Most people agree that we need to reduce climate-changing emissions around the world. The question remains, how do we pay for it?

NRDC, in collaboration with the Coalition for Green Capital and six green banks, today announced we are establishing a Green Bank Network to help meet the financing needs for installing renewable energy and energy efficiency around the world. ClimateWorks Foundation has agreed to provide seed funding and the Organization for Economic Co-operation and Development (OECD) will use its convening power to help bring the network together.

As our world leaders gather in Paris to discuss global solutions to climate change, it's important to note that governments cannot do it alone. Private investors want and need to be part of the solution. That's where green banks come in.

Green banks are public entities created to partner with the private sector to increase investment in clean energy and eventually make it mainstream, no longer needing public assistance. The green bank model is quite new, with the first ones opening a few years ago in the United Kingdom and Connecticut. But financing is already rapidly expanding with other green banks opening in Australia, New York, Japan, Malaysia, and several other U.S. states. And they're already proving successful.

How green banks work

Green banks explore, with private investors, the barriers to private investment in new clean energy projects such as financing for solar leasing or financing for energy efficiency upgrades in commercial buildings.

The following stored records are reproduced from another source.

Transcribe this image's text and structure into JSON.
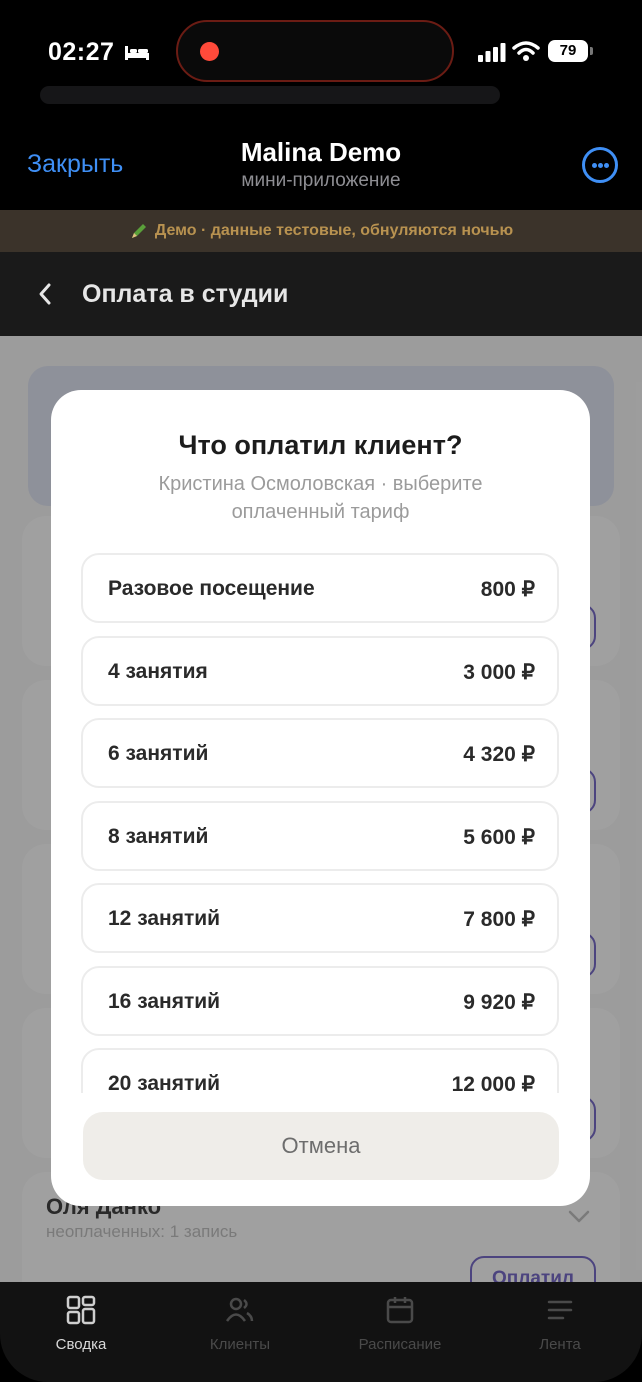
{
  "status_bar": {
    "time": "02:27",
    "battery": "79"
  },
  "telegram_header": {
    "close_label": "Закрыть",
    "title": "Malina Demo",
    "subtitle": "мини-приложение"
  },
  "demo_banner": {
    "text": "Демо · данные тестовые, обнуляются ночью"
  },
  "page": {
    "title": "Оплата в студии"
  },
  "background": {
    "client_name": "Оля Данко",
    "client_sub": "неоплаченных: 1 запись",
    "pay_label": "Оплатил"
  },
  "modal": {
    "title": "Что оплатил клиент?",
    "subtitle": "Кристина Осмоловская · выберите оплаченный тариф",
    "tariffs": [
      {
        "name": "Разовое посещение",
        "price": "800 ₽"
      },
      {
        "name": "4 занятия",
        "price": "3 000 ₽"
      },
      {
        "name": "6 занятий",
        "price": "4 320 ₽"
      },
      {
        "name": "8 занятий",
        "price": "5 600 ₽"
      },
      {
        "name": "12 занятий",
        "price": "7 800 ₽"
      },
      {
        "name": "16 занятий",
        "price": "9 920 ₽"
      },
      {
        "name": "20 занятий",
        "price": "12 000 ₽"
      }
    ],
    "cancel_label": "Отмена"
  },
  "bottom_nav": {
    "items": [
      {
        "label": "Сводка",
        "icon": "dashboard-icon",
        "active": true
      },
      {
        "label": "Клиенты",
        "icon": "clients-icon",
        "active": false
      },
      {
        "label": "Расписание",
        "icon": "calendar-icon",
        "active": false
      },
      {
        "label": "Лента",
        "icon": "feed-icon",
        "active": false
      }
    ]
  },
  "colors": {
    "link_blue": "#3f8ff5",
    "accent_purple": "#6a5fb0",
    "banner_text": "#b89250"
  }
}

The green bank then tries to lower these barriers by reducing the risk for the first investors through tools like credit enhancements (Example: a loan loss reserve by which investors don't lose money for the first 10 percent of lease holders who don't make payments). The credit enhancement brings the risk for this new financing arrangement down to an acceptable level, allowing investors to see through their own experience that the technologies work as advertised and that those pursuing clean energy projects (i.e. installing solar panels on their roofs) do, in fact, make their lease or loan payments.

After a track record of payment history, it is much easier for banks and other investors to observe the success in action and start making loans and leases without needing much if any help from the green bank.

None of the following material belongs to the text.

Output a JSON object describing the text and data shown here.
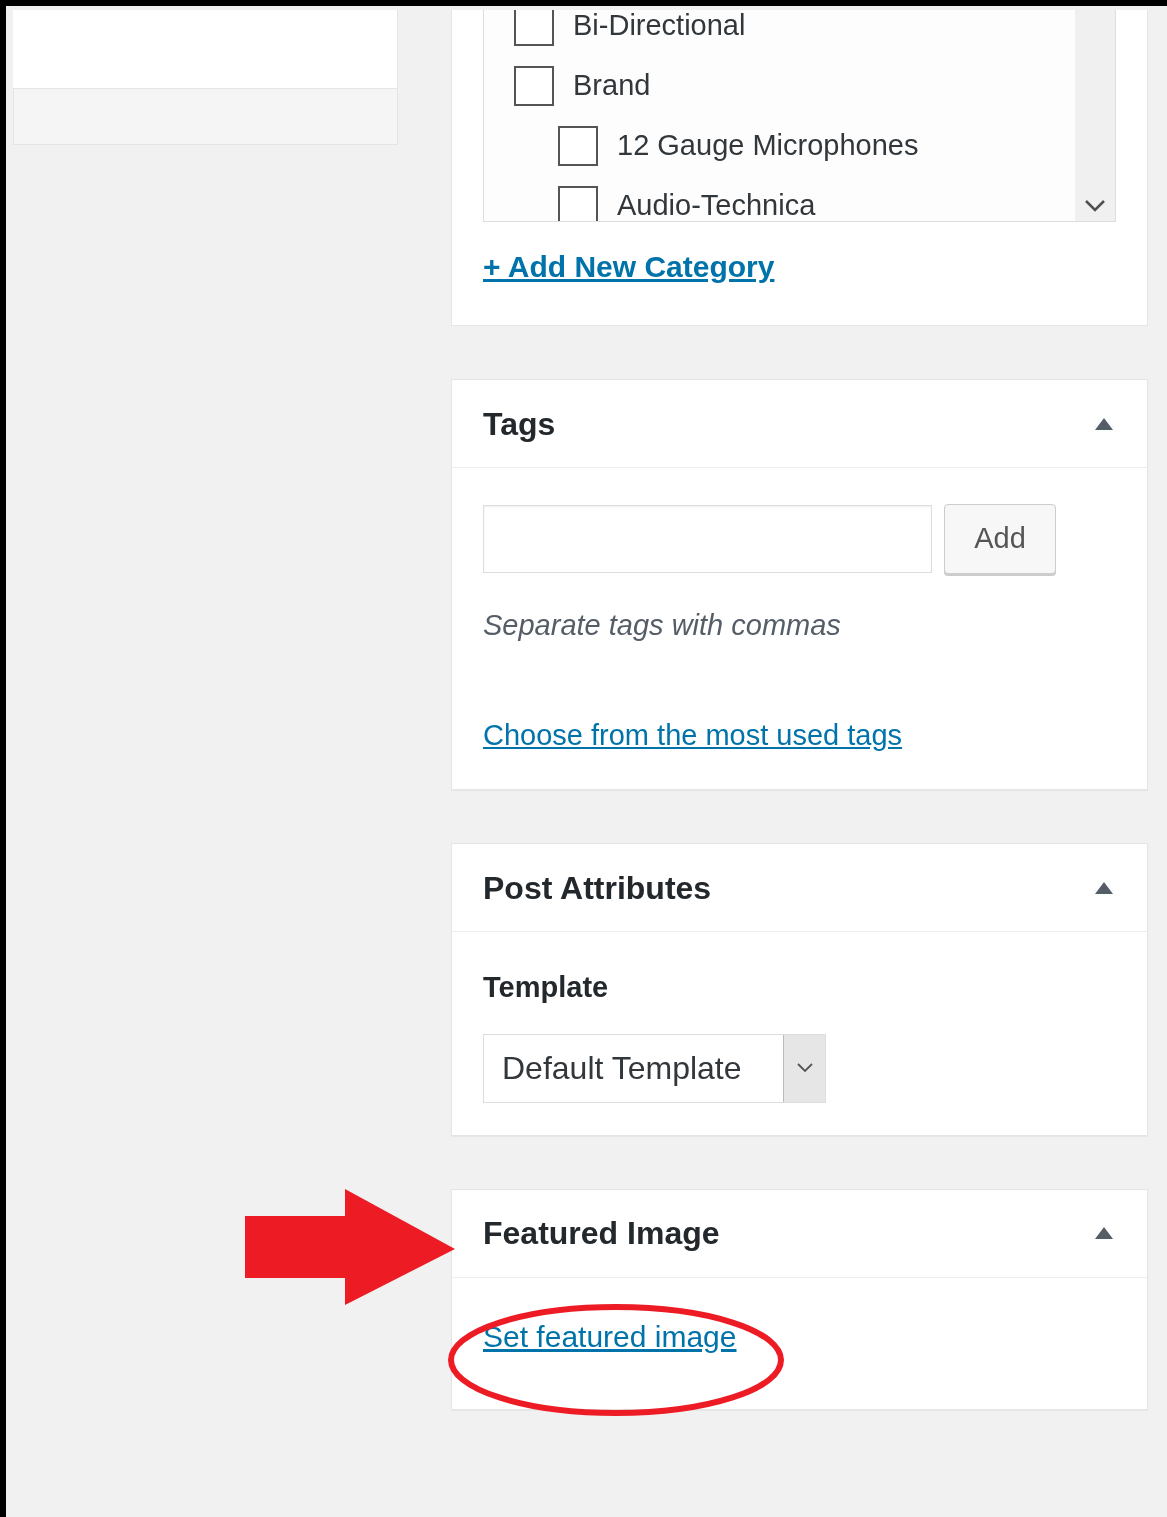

Lack of history is in and of itself a risk for investors, and one hard to overcome without charging high interest rates that then would make improvements like solar panels or energy efficiency upgrades cost prohibitive for most people and many businesses.

Green banks help to lower these risks and bring in significantly more private money. In Connecticut, for instance, they have already brought in $10 of private money for every $1 the green bank has invested. And most of the green bank money should be repaid, enabling it to be loaned out again, increasing the ratio even further ($20:$1 with just one round of repayment). The UK Green Investment Bank is now the most active investor in the UK's renewable energy and energy efficiency sectors.

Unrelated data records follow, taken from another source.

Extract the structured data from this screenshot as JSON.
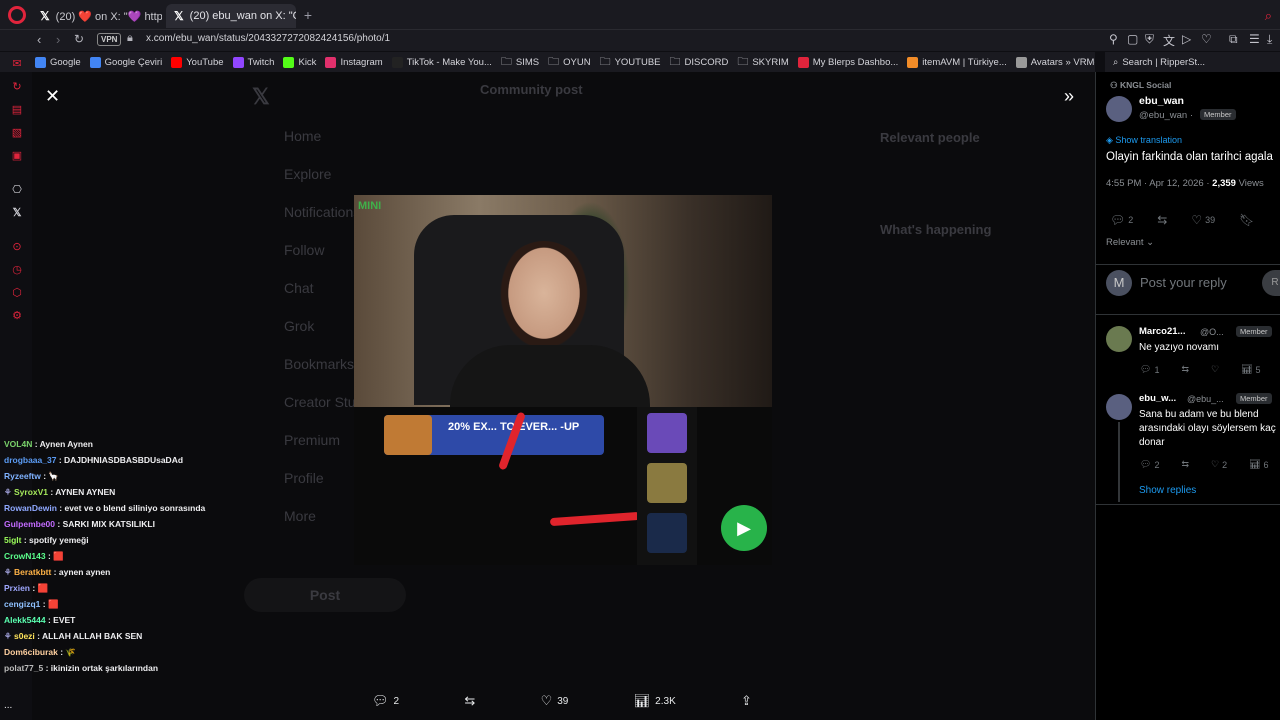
{
  "browser": {
    "tabs": [
      {
        "label": "(20) ❤️ on X: \"💜 https"
      },
      {
        "label": "(20) ebu_wan on X: \"Olayı"
      }
    ],
    "vpn_label": "VPN",
    "url": "x.com/ebu_wan/status/2043327272082424156/photo/1",
    "bookmarks": [
      {
        "label": "Google",
        "icon": "google-icon",
        "color": "#4285f4"
      },
      {
        "label": "Google Çeviri",
        "icon": "translate-icon",
        "color": "#4285f4"
      },
      {
        "label": "YouTube",
        "icon": "youtube-icon",
        "color": "#ff0000"
      },
      {
        "label": "Twitch",
        "icon": "twitch-icon",
        "color": "#9146ff"
      },
      {
        "label": "Kick",
        "icon": "kick-icon",
        "color": "#53fc18"
      },
      {
        "label": "Instagram",
        "icon": "instagram-icon",
        "color": "#e1306c"
      },
      {
        "label": "TikTok - Make You...",
        "icon": "tiktok-icon",
        "color": "#222222"
      },
      {
        "label": "SIMS",
        "icon": "folder-icon",
        "color": ""
      },
      {
        "label": "OYUN",
        "icon": "folder-icon",
        "color": ""
      },
      {
        "label": "YOUTUBE",
        "icon": "folder-icon",
        "color": ""
      },
      {
        "label": "DISCORD",
        "icon": "folder-icon",
        "color": ""
      },
      {
        "label": "SKYRIM",
        "icon": "folder-icon",
        "color": ""
      },
      {
        "label": "My Blerps Dashbo...",
        "icon": "blerp-icon",
        "color": "#e0243c"
      },
      {
        "label": "itemAVM | Türkiye...",
        "icon": "itemavm-icon",
        "color": "#f28c28"
      },
      {
        "label": "Avatars » VRMode...",
        "icon": "vrmodel-icon",
        "color": "#999999"
      }
    ],
    "bookmark_right": "Search | RipperSt..."
  },
  "background_page": {
    "header": "Community post",
    "nav": [
      "Home",
      "Explore",
      "Notifications",
      "Follow",
      "Chat",
      "Grok",
      "Bookmarks",
      "Creator Studio",
      "Premium",
      "Profile",
      "More"
    ],
    "post_button": "Post",
    "relevant_people": "Relevant people",
    "whats_happening": "What's happening"
  },
  "photo_bar": {
    "replies": "2",
    "likes": "39",
    "views": "2.3K"
  },
  "photo": {
    "promo_text": "20% EX... TO EVER... -UP",
    "cam_logo": "MINI"
  },
  "chat": [
    {
      "user": "VOL4N",
      "color": "#7ad36b",
      "msg": "Aynen Aynen",
      "badge": false
    },
    {
      "user": "drogbaaa_37",
      "color": "#5b9cf5",
      "msg": "DAJDHNIASDBASBDUsaDAd",
      "badge": false
    },
    {
      "user": "Ryzeeftw",
      "color": "#7fb2ff",
      "msg": "🦙",
      "badge": false
    },
    {
      "user": "SyroxV1",
      "color": "#a5e85b",
      "msg": "AYNEN AYNEN",
      "badge": true
    },
    {
      "user": "RowanDewin",
      "color": "#8fa8ff",
      "msg": "evet ve o blend siliniyo sonrasında",
      "badge": false
    },
    {
      "user": "Gulpembe00",
      "color": "#c36bff",
      "msg": "SARKI MIX KATSILIKLI",
      "badge": false
    },
    {
      "user": "5iglt",
      "color": "#9cff5b",
      "msg": "spotify yemeği",
      "badge": false
    },
    {
      "user": "CrowN143",
      "color": "#5bff8c",
      "msg": "🟥",
      "badge": false
    },
    {
      "user": "Beratkbtt",
      "color": "#ffb347",
      "msg": "aynen aynen",
      "badge": true
    },
    {
      "user": "Prxien",
      "color": "#9fa8ff",
      "msg": "🟥",
      "badge": false
    },
    {
      "user": "cengizq1",
      "color": "#8fc1ff",
      "msg": "🟥",
      "badge": false
    },
    {
      "user": "Alekk5444",
      "color": "#5bffb0",
      "msg": "EVET",
      "badge": false
    },
    {
      "user": "s0ezi",
      "color": "#ffe45b",
      "msg": "ALLAH ALLAH BAK SEN",
      "badge": true
    },
    {
      "user": "Dom6ciburak",
      "color": "#ffd0a0",
      "msg": "🌾",
      "badge": false
    },
    {
      "user": "polat77_5",
      "color": "#bbbbbb",
      "msg": "ikinizin ortak şarkılarından",
      "badge": false
    }
  ],
  "chat_more": "...",
  "right_panel": {
    "community": "KNGL Social",
    "author_name": "ebu_wan",
    "author_handle": "@ebu_wan ·",
    "author_badge": "Member",
    "show_translation": "Show translation",
    "post_text": "Olayin farkinda olan tarihci agala",
    "timestamp": "4:55 PM · Apr 12, 2026 ·",
    "views_count": "2,359",
    "views_label": "Views",
    "replies": "2",
    "likes": "39",
    "sort": "Relevant",
    "reply_avatar": "M",
    "reply_placeholder": "Post your reply",
    "reply_button": "R",
    "comments": [
      {
        "name": "Marco21...",
        "handle": "@O...",
        "badge": "Member",
        "text": "Ne yazıyo novamı",
        "replies": "1",
        "likes": "",
        "views": "5"
      },
      {
        "name": "ebu_w...",
        "handle": "@ebu_...",
        "badge": "Member",
        "text": "Sana bu adam ve bu blend arasındaki olayı söylersem kaç donar",
        "replies": "2",
        "likes": "2",
        "views": "6"
      }
    ],
    "show_replies": "Show replies"
  }
}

The Green Bank Network will spur more clean energy growth worldwide

The green bank movement is off to an important start, but we want to help it grow both in places with existing green banks and into new places that want to create green banks. Enter the Green Bank Network.

The founding partners of this major clean energy initiative are the UK Green Investment Bank, the Connecticut Green Bank, the Green Fund (Japan), NY Green Bank, Malaysian Green Technology Corporation and Clean Energy Finance Corporation (Australia), and the network plans to expand rapidly.

NRDC and its partners will develop a network for information-sharing between existing green banks and governments looking to develop new institutions, streamlining the process and making green banks even smarter.

As the world's leaders are gathered in Paris at the most important climate summit in history, we know now is a moment of unquestioned urgency and unrivaled opportunity.

The new Green Bank Network can help countries around the world meet the goals coming out of the climate conference by helping to pay for upgrades to use our energy more efficiently and harness more power from the wind and the sun, while also helping the global economy continue to grow.